I don’t have any wise words to share. I’m in the mud today, working through these old thoughts I haven’t seen in years. Trying to remember that my brain is different, and thank fucking god. This dyslexic brain of mine is a goddamn gift, and I get to see a world that many people will never know about. And it is a beautiful life to have. But today, when I get a C on an exam where I know the information, it doesn’t feel like it.
As I start applying to graduate school, knowing I have another 3 years of higher education ahead of me as I try to build a new business in a new industry, the thoughts rolling around are about what program is going to accept me when I see the same set of words and think something completely different than its intent. That I make different types of connections than those who are easily passing these exams.

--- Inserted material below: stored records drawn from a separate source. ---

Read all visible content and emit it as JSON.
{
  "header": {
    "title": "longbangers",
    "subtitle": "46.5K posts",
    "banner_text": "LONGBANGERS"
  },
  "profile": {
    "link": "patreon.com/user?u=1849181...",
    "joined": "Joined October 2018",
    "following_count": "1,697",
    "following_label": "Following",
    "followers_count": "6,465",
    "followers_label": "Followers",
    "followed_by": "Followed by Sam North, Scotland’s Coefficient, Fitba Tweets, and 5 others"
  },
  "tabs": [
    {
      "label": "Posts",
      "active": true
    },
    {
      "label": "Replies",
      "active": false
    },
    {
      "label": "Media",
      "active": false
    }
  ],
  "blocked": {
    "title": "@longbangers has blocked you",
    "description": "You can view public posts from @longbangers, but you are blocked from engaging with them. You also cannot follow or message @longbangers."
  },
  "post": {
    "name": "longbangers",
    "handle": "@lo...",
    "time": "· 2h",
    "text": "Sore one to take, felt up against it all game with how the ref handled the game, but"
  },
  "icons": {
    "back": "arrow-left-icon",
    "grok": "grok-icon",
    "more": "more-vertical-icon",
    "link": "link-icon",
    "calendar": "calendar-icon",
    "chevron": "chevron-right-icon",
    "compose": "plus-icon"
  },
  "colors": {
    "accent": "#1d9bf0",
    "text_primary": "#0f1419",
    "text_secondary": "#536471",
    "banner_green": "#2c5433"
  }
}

The other day in class, we were giving presentations. The student presenting said, “It was like the walls in here.” I looked at the wall ahead of me and understood. Then she described it, and it looked nothing like the wall in front of me. I turned around, and in fact, the wall behind me was nothing like the wall in front of me. The same classroom and one of the walls were totally different. She didn’t see the wall behind her and was confused why I didn’t understand. I didn’t see the wall behind me and was confused about how she described it. We weren’t having the same experience and didn’t understand why. This is what happens all the time. When you are young and don’t have much life experience, you think teachers and adults really do have the answers. As you become an adult, you realize they only know what they think they know. And that might not always be what they know. It might just be that that’s the only way they can communicate it. These grades and test questions are based on the professor's understanding but also on their skill in being able to talk about the subject.
I don’t think you just break an old narrative and never return to it. There is no magic set of things to do or ways to think to change a narrative that no longer works for you. Those thoughts come back again and again. And sometimes the new you is like, not today. And sometimes the new you is like, well, maybe you’re right. I think you just ride that wave a little differently each time. You see old narratives from different perspectives depending on the day. Some days you know better, and other days you forget. For me, today is not easy, and it is not clear, and I have forgotten what I have learned from experience. I guess I’ll have to see what happens tomorrow.